Loom introduced a considerable replace to its platform earlier this 12 months with the addition of a collaborative “HQ” that features a customized residence display screen, trending video suggestions, and the flexibility to observe colleagues. Commenting on the time, Angela Ashenden, principal analyst at CCS Insight, mentioned that the replace sees Loom “maturing into a fully fledged collaboration application for teams.”
“It’s a big upgrade for the tool, and one which signposts the company’s ambitions in the enterprise collaboration space,” mentioned Ashenden.
While a hiring slowdown has been evident amongst massive tech corporations in current months — reportedly together with Salesforce, Microsoft, Meta, Twitter, and Uber — the image has been bleaker for startups within the sector.
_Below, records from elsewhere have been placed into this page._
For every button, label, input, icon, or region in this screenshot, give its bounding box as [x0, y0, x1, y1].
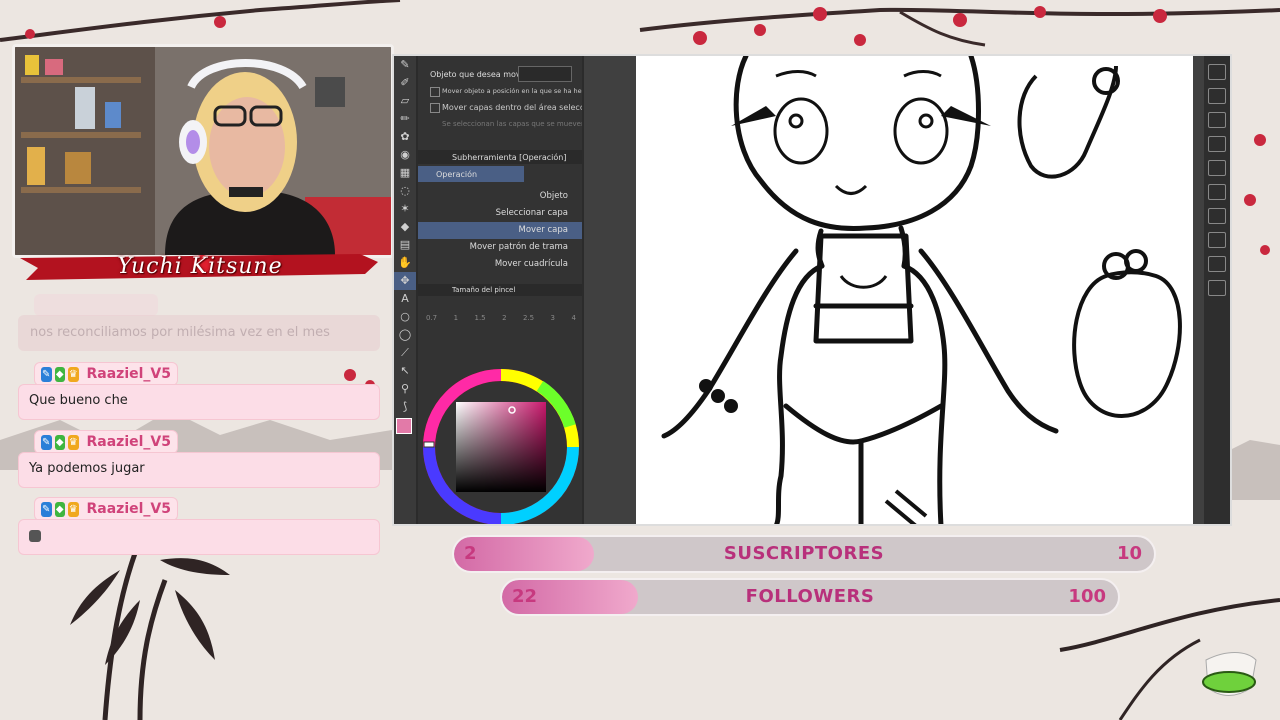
- brush-tool-icon[interactable]: ✐: [394, 74, 416, 92]
- chat-username-header: ✎ ◆ ♛ Raaziel_V5: [34, 497, 178, 521]
- canvas-area[interactable]: [584, 56, 1204, 524]
- subscribers-current: 2: [464, 543, 477, 564]
- drawing-app-window: ✎ ✐ ▱ ✏ ✿ ◉ ▦ ◌ ✶ ◆ ▤ ✋ ✥ A ○ ◯ ⟋ ↖ ⚲ ⟆ …: [392, 54, 1232, 526]
- brush-size-title: Tamaño del pincel: [452, 286, 516, 294]
- option-label-1: Mover objeto a posición en la que se ha …: [442, 87, 582, 95]
- chat-username-header: ✎ ◆ ♛ Raaziel_V5: [34, 430, 178, 454]
- subtool-group-label: Operación: [436, 170, 478, 179]
- subscribers-goal-title: SUSCRIPTORES: [723, 543, 885, 564]
- chat-username[interactable]: Raaziel_V5: [87, 366, 172, 382]
- subtool-title-bar: Subherramienta [Operación]: [418, 150, 582, 164]
- streamer-name: Yuchi Kitsune: [117, 254, 283, 279]
- emote-icon: [29, 529, 41, 542]
- brush-size-preset[interactable]: 1: [454, 314, 458, 322]
- balloon-tool-icon[interactable]: ◯: [394, 326, 416, 344]
- webcam-feed: [12, 44, 394, 258]
- option-checkbox-1[interactable]: [430, 87, 440, 97]
- panel-icon[interactable]: [1208, 256, 1226, 272]
- panel-icon[interactable]: [1208, 112, 1226, 128]
- followers-goal-bar: FOLLOWERS 22 100: [500, 578, 1120, 616]
- tool-panels: Objeto que desea mover Mover objeto a po…: [418, 56, 582, 524]
- operation-tool-icon[interactable]: ↖: [394, 362, 416, 380]
- marker-tool-icon[interactable]: ✏: [394, 110, 416, 128]
- drawing-canvas[interactable]: [636, 56, 1193, 524]
- panel-icon[interactable]: [1208, 184, 1226, 200]
- color-wheel[interactable]: [420, 366, 582, 526]
- right-side-bar: [1204, 56, 1230, 524]
- subtool-item[interactable]: Mover patrón de trama: [418, 239, 582, 256]
- followers-target: 100: [1068, 586, 1106, 607]
- subtool-item[interactable]: Objeto: [418, 188, 582, 205]
- subtool-item[interactable]: Mover cuadrícula: [418, 256, 582, 273]
- frame-tool-icon[interactable]: ▦: [394, 164, 416, 182]
- chat-username[interactable]: Raaziel_V5: [87, 434, 172, 450]
- main-color-swatch[interactable]: [396, 418, 412, 434]
- webcam-image: [15, 47, 391, 255]
- tool-property-header: Objeto que desea mover: [430, 70, 529, 79]
- brush-size-preset[interactable]: 3: [551, 314, 555, 322]
- shape-tool-icon[interactable]: ○: [394, 308, 416, 326]
- panel-icon[interactable]: [1208, 64, 1226, 80]
- gem-badge-icon: ◆: [54, 366, 65, 382]
- panel-icon[interactable]: [1208, 136, 1226, 152]
- decoration-tool-icon[interactable]: ✿: [394, 128, 416, 146]
- panel-icon[interactable]: [1208, 160, 1226, 176]
- gem-badge-icon: ◆: [54, 434, 65, 450]
- chat-message: Ya podemos jugar: [18, 452, 380, 488]
- subscribers-target: 10: [1116, 543, 1142, 564]
- chat-message: [18, 519, 380, 555]
- chat-username-header: ✎ ◆ ♛ Raaziel_V5: [34, 362, 178, 386]
- panel-icon[interactable]: [1208, 208, 1226, 224]
- chat-username[interactable]: Raaziel_V5: [87, 501, 172, 517]
- brush-size-preset[interactable]: 2: [502, 314, 506, 322]
- eyedropper-tool-icon[interactable]: ⟆: [394, 398, 416, 416]
- eraser-tool-icon[interactable]: ▱: [394, 92, 416, 110]
- hand-tool-icon[interactable]: ✋: [394, 254, 416, 272]
- followers-goal-title: FOLLOWERS: [745, 586, 875, 607]
- gem-badge-icon: ◆: [54, 501, 65, 517]
- toolbar: ✎ ✐ ▱ ✏ ✿ ◉ ▦ ◌ ✶ ◆ ▤ ✋ ✥ A ○ ◯ ⟋ ↖ ⚲ ⟆: [394, 56, 416, 524]
- wrench-badge-icon: ✎: [41, 366, 52, 382]
- followers-current: 22: [512, 586, 538, 607]
- brush-size-title-bar: Tamaño del pincel: [418, 284, 582, 296]
- lasso-tool-icon[interactable]: ◌: [394, 182, 416, 200]
- brush-size-preset[interactable]: 0.7: [426, 314, 437, 322]
- option-checkbox-2[interactable]: [430, 103, 440, 113]
- crown-badge-icon: ♛: [68, 366, 79, 382]
- option-label-3: Se seleccionan las capas que se mueven: [442, 120, 582, 128]
- subtool-group-tab[interactable]: Operación: [418, 166, 524, 182]
- chat-ghost-text: nos reconciliamos por milésima vez en el…: [30, 325, 330, 340]
- subtool-title: Subherramienta [Operación]: [452, 153, 567, 162]
- panel-icon[interactable]: [1208, 88, 1226, 104]
- subtool-item-selected[interactable]: Mover capa: [418, 222, 582, 239]
- chat-ghost-header: [34, 294, 158, 316]
- crown-badge-icon: ♛: [68, 501, 79, 517]
- panel-icon[interactable]: [1208, 232, 1226, 248]
- chibi-line-art: [661, 56, 1182, 524]
- ruler-tool-icon[interactable]: ⟋: [394, 344, 416, 362]
- gradient-tool-icon[interactable]: ▤: [394, 236, 416, 254]
- brush-size-preset[interactable]: 4: [571, 314, 575, 322]
- fill-tool-icon[interactable]: ◆: [394, 218, 416, 236]
- option-label-2: Mover capas dentro del área seleccionada: [442, 103, 582, 112]
- crown-badge-icon: ♛: [68, 434, 79, 450]
- mascot-logo: [1202, 652, 1257, 696]
- panel-icon[interactable]: [1208, 280, 1226, 296]
- brush-size-preset[interactable]: 2.5: [523, 314, 534, 322]
- subscribers-goal-bar: SUSCRIPTORES 2 10: [452, 535, 1156, 573]
- zoom-tool-icon[interactable]: ⚲: [394, 380, 416, 398]
- pen-tool-icon[interactable]: ✎: [394, 56, 416, 74]
- blend-tool-icon[interactable]: ◉: [394, 146, 416, 164]
- object-type-toggle[interactable]: [518, 66, 572, 82]
- subtool-item[interactable]: Seleccionar capa: [418, 205, 582, 222]
- wand-tool-icon[interactable]: ✶: [394, 200, 416, 218]
- move-tool-icon[interactable]: ✥: [394, 272, 416, 290]
- chat-message: Que bueno che: [18, 384, 380, 420]
- wrench-badge-icon: ✎: [41, 434, 52, 450]
- brush-size-presets: 0.7 1 1.5 2 2.5 3 4: [426, 314, 576, 322]
- text-tool-icon[interactable]: A: [394, 290, 416, 308]
- brush-size-preset[interactable]: 1.5: [474, 314, 485, 322]
- wrench-badge-icon: ✎: [41, 501, 52, 517]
Collaborative whiteboard software program supplier Mural, valued at over $2 billion, is claimed to have lower an unspecified variety of workers in May, whereas digital occasions platform Hopin reportedly made 138 employees redundant earlier this 12 months. More than 120 tech corporations have laid off staffers because the starting of the 12 months, in keeping with tracker website Layoffs.fyi.
A widely-shared memo from startup accelerator Y Combinator final month warned founders to “prepare for the worst” amid financial considerations.
“If your plan is to raise money in the next 6-12 months, you might be raising at the peak of the downturn. Remember that your chances of success are extremely low even if your company is doing well. We recommend you change your plan,” the memo reads.